Announcing Notebooks: collaborate and troubleshoot issues with metrics and traces together
by Rakesh Patel
Think back to the last time your team experienced a high-severity production incident. It may not have been obvious where the issue was, and it may have taken several tries to figure out how to successfully mitigate it.
Meanwhile, the folks who needed to weigh in on the incident might have been distributed across several time zones, requiring you to share your findings across multiple teams and over the course of hours or even days. This can bring your investigation, and mitigation, to a screeching halt and a wide variety of problems.
Problem 1: Your observability tool’s full-data-retention window may have elapsed before your investigation finished, and you might not have set it up to save the data you needed – data that might have contained crucial insights into the source of the problem.
Problem 2: The valuable insights that helped move your investigation forward may have been in both metric and trace data, so you may have needed to switch between tabs of the same product, or even across different products, to search for and analyze this data.
Problem 3: Sometimes you might just have been stumped along the way and needed some help figuring out your next step, your next hypothesis to test, but your existing tools’ correlation and insight features were just turning up noise.
Lastly, you finished your investigation and want to share your investigative steps and insights in a postmortem, but you’re finding it hard to tell that narrative.
We’re excited to announce a new feature in Lightstep Observability called Notebooks which addresses the needs that arise throughout the course of a team’s troubleshooting journey. For example:
- Make educated guesses - An anomaly occurs, and you have a hunch about what part of the system to investigate first, but limited data to support that hunch. With Notebooks, you can form hypotheses by creating and visualizing ad-hoc charts about your system, whether the underlying data is metrics or traces. Truly unified observability!

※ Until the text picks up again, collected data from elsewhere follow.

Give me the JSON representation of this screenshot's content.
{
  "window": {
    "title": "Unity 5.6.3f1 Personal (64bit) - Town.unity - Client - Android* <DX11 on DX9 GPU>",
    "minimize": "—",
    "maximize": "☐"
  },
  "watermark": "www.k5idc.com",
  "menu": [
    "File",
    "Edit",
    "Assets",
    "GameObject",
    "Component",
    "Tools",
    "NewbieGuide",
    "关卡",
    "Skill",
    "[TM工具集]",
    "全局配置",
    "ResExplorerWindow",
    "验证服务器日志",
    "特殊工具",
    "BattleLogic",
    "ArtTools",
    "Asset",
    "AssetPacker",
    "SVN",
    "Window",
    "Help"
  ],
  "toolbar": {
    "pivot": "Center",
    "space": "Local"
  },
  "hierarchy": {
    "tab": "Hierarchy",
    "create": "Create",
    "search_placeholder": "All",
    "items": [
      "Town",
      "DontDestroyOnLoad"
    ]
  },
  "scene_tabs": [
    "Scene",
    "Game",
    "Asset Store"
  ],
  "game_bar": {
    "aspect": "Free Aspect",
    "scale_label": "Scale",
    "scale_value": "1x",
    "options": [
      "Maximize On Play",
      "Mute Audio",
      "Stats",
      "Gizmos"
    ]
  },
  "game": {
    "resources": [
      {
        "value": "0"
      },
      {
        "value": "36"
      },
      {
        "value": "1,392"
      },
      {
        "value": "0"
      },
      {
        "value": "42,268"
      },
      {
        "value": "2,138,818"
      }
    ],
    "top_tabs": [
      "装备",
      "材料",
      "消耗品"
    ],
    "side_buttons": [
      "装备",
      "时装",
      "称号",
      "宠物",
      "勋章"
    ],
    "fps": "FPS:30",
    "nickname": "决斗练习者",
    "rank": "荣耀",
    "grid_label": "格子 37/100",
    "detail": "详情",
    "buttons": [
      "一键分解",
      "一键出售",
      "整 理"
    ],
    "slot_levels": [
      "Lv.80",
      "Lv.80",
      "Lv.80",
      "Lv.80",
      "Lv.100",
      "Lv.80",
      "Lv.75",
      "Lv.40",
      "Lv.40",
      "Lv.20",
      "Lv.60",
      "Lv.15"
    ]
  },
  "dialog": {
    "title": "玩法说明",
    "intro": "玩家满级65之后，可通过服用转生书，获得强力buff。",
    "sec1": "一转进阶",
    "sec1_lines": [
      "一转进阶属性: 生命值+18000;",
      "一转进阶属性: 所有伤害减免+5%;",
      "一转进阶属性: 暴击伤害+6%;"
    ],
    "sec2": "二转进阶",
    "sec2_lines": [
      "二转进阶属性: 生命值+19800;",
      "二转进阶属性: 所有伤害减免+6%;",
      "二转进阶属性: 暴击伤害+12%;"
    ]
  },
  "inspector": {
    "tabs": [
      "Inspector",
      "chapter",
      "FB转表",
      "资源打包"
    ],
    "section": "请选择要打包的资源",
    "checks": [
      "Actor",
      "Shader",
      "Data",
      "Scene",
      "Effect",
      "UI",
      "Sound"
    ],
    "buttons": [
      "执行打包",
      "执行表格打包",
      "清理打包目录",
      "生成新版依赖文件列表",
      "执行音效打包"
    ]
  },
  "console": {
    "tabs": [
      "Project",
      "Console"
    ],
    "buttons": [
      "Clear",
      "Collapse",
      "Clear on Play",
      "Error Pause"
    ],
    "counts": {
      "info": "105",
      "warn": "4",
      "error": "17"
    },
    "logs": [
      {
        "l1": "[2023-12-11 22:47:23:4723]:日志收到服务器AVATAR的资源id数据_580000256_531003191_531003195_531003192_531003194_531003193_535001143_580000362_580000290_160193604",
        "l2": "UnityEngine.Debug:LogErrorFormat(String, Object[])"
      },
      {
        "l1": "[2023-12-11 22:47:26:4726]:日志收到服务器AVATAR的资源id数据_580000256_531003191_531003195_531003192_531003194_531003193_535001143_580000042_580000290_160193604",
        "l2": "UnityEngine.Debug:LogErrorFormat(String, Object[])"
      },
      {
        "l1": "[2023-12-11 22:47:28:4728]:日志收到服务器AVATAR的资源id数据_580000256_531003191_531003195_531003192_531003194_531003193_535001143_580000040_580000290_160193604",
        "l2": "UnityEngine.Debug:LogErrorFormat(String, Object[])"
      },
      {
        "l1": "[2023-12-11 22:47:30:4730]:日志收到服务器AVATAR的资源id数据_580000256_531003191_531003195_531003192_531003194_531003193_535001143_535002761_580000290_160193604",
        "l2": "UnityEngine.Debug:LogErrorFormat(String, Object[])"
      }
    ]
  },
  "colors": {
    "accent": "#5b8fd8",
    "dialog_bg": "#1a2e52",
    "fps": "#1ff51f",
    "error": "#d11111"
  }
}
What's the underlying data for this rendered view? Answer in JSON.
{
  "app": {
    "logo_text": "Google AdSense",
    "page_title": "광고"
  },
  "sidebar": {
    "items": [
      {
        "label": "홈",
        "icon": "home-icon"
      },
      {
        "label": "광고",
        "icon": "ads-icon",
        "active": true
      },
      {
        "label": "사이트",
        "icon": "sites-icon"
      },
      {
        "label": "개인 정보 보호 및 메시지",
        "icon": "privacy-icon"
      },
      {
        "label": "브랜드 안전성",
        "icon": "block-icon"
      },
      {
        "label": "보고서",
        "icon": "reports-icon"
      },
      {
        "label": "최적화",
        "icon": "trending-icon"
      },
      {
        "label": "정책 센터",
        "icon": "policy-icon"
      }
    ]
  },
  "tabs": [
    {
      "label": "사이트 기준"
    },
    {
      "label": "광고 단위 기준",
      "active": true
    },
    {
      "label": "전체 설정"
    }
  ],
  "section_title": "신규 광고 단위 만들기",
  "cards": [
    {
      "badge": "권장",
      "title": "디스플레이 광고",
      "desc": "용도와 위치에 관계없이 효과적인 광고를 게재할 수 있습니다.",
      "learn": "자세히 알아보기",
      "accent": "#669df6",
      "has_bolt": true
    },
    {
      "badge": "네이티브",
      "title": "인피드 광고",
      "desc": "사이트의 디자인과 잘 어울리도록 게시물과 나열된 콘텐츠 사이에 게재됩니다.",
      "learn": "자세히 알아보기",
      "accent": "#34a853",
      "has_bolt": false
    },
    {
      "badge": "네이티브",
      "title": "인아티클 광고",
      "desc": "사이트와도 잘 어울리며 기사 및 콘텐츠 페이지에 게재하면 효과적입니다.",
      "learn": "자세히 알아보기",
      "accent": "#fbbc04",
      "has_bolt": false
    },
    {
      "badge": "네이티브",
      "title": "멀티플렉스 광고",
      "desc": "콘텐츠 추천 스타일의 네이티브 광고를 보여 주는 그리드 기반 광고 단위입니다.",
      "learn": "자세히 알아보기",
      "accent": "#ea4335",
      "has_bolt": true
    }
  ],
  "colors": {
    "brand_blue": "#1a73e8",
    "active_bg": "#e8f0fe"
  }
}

- An hour was never enough - A few minutes into the issue, you realize it’s going to take a bit longer to investigate. With Notebooks, you can look back at the system with 100% trace data retention for 3 days.
- Solve it together - You can share a link to your Notebook link with your colleagues so they can immediately understand your investigative steps so far and suggest steps to take.
- Modern distributed systems are complex - Sometimes it’s not obvious where the connections are between different parts of the system. With Notebooks you can generate powerful trace-based correlations across your system that can help you move your investigation forward if you get stuck.
- Crisis averted - The anomaly has now been mitigated. With Notebooks, you can take the charts and insights you generated throughout your investigation into a postmortem days or weeks later so your team can discuss what happened and take long-term steps to prevent it from happening again.
Improve your postmortems with granular, context-specific data
With Notebooks, here’s what an investigation should look like, following a spike or a change in your data from a dashboard:
1. Expand the anomalous Dashboard chart, and open it in a Notebook by clicking “Add to notebook” at the top of the chart:
2. Welcome to Notebooks, where it’s a lot easier to run ad-hoc queries across both metric and trace data to test your hypotheses and learn more about the anomaly. The last 3 days of trace data are available to query, as are the last 13 months of metric data.
3. In Notebooks, you can leverage Change Intelligence on Notebook charts to generate hypotheses about where the issue might be, and how to mitigate it.
4. Once you’ve narrowed down the list of possible causes, you can save and share your Notebook with your colleagues so they can follow your investigative steps and help you out with your investigation.
5. Finally, you can save your Notebook as a snapshot to memorialize your investigative steps for use in a postmortem (and don’t worry if you forget to do this – we do it automatically too!)
Collaborate to resolve issues in real-time
We believe Notebooks are an indispensable tool for engineering teams working together to investigate, mitigate, and resolve incidents. We’re constantly working on even more ways for you to use Notebooks during the course of an investigation!
Lightstep notebooks enable DevOps and SRE teams to run ad-hoc queries while investigating an incident or proactively optimizing their application. Notebooks, which leverage Change Intelligence, allows any developer, operator, or SRE to instantly understand changes in their service’s health and – most importantly – what caused those changes. Teams can quickly share and collaborate on findings for faster incident resolution, and proactive optimization. This is critical when investigating an incident, collaborating across teams, and quickly documenting learnings via notebooks to share across the organization.